The hit-rate of retrieval is measured by taking the average of 10 experiments with all 100 objects with randomly generated queries (the orientation angle of subsequent queries were increased monotonically). As shown in Fig. 3 for different quality queries, as the number of queries increases the hit-rate increases monotonically. It is also true that higher number of states gives better results. We tested no more states than 8, where it reached the maximum performance in most cases.

For comparison with the method of [4] we included the best results of the Voting Candidates algorithm denoted by VCI. There is an obvious 2–6% gain over VCI observable. Please note, that the same visual descriptors and orientation sensor was used by VCI in previous tests.

4.3 Running Time and Memory Requirements

Tests were run on a Samsung SM-T311 tablet equipped with Android 4.2.2 Jelly Bean, 1 GB RAM, and ARM Cortex A9 Dual-Core 1.5 GHz Processor. No code optimization or parallelism was carried out and only the CPU was used during calculations. As given in Table 1 even for 8 queries the whole processing chain is within 1 second on the specified mobile computing hardware. This is a fraction of the complexity of VCI [4].

The advantage of using compact descriptors is the very limited memory requirement of object models. A CEDD descriptor occupies 144 Bytes in memory and orientation can be stored in 4 Bytes. For 100 objects and 8 states we need to store roughly 120 KB (100 \(\times \) 8 \(\times \) 148 Bytes).

Table 1. Running times in seconds for the retrieval of one object from 100.

5 Summary

The main purpose and contribution of our paper is twofold:

  • building a bio-inspired object retrieval framework with Markovian inference and multimodal information fusion in a viewer-centric model, and

  • showing that its implementation is robust and resource efficient to be used in mobile devices.
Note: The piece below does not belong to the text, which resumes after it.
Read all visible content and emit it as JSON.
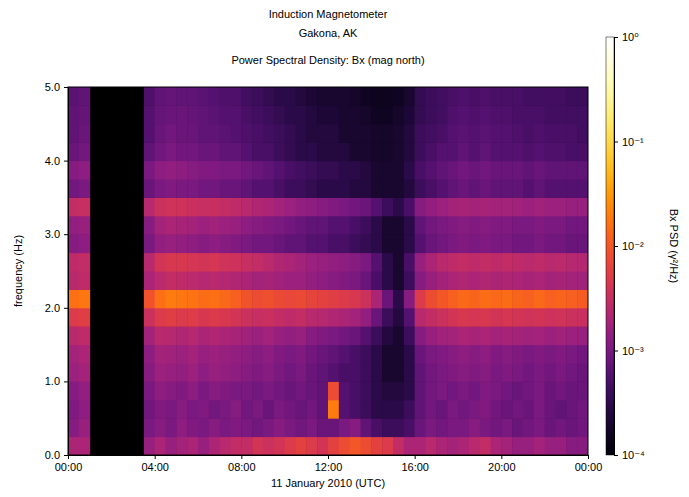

We presented our first results over a dataset of 100 3D objects with 7200 views using clear and noisy queries. While results are better than with our previous model, still there is a lot to do: we are developing a clustering technique to build optimal states instead of the uniformly distributed states and should work also on automatic object segmentation and tracking.